Johannesburg, 18 Aug 2023
E-commerce in SA is now on a downward trajectory, after the heights reached during the pandemic.
E-commerce in SA is now on a downward trajectory, after the heights reached during the pandemic.

Takealot Group-owned e-tailer Superbalist.com has embarked on a Section 189 process, which will lead to the restructuring of its business.

In a statement sent to ITWeb, the company says the restructuring and changes will potentially impact its headcount, and consultations are under way.

This, as e-commerce in SA struggles to maintain the peak levels reached during the height of the pandemic.

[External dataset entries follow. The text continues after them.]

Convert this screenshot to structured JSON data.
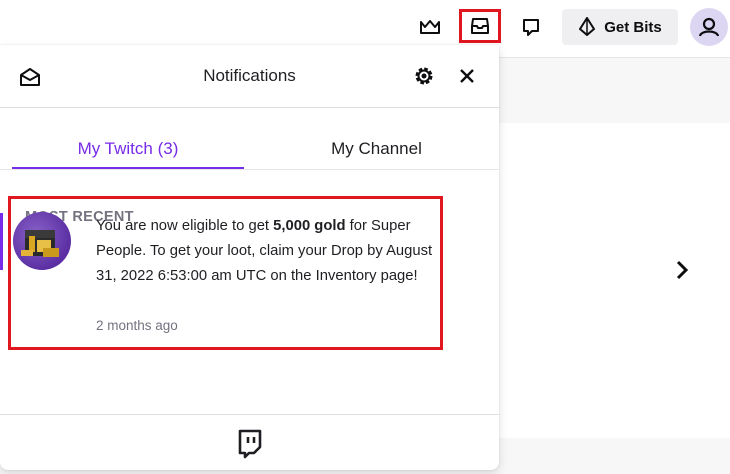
{
  "topbar": {
    "get_bits_label": "Get Bits",
    "icons": [
      "crown-icon",
      "inbox-icon",
      "whisper-icon",
      "bits-icon",
      "user-icon"
    ]
  },
  "panel": {
    "title": "Notifications",
    "tabs": [
      {
        "label": "My Twitch (3)",
        "active": true
      },
      {
        "label": "My Channel",
        "active": false
      }
    ],
    "section_label": "MOST RECENT",
    "notification": {
      "text_part1": "You are now eligible to get ",
      "text_bold": "5,000 gold",
      "text_part2": " for Super People. To get your loot, claim your Drop by August 31, 2022 6:53:00 am UTC on the Inventory page!",
      "time": "2 months ago"
    }
  },
  "colors": {
    "accent": "#772ce8",
    "highlight": "#e0171f",
    "muted": "#737380"
  }
}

“Like many other businesses, we are faced with the reality that growth post-COVID-19 has not reached the levels that had been forecast. As such, we need to re-evaluate our structures to ensure the business operates effectively in this current economic environment,” says the statement.

“We are deeply conscious of the impact a change in business operations may have on our people. Our first and most important focus is on doing what is right for them, while still being conscious of the decisions we must make to deliver a business geared for a long-term future.”

The company says it is working hard to balance these two realities at all times.

Responding to whether Takelot.com employees will be affected, it says: “These actions remain unrelated to the rest of the group. Each operating company is measured against its own strategy and performance.”

For its interim results for the six months ended 30 September 2022, Takealot Group made a R224 million loss.

Over the past three years, online shopping has been booming in SA, reaching R55 billion in 2022, according to a study conducted by World Wide Worx in conjunction with Mastercard. Last year, online shopping grew by 30%, with 40% growth in 2021.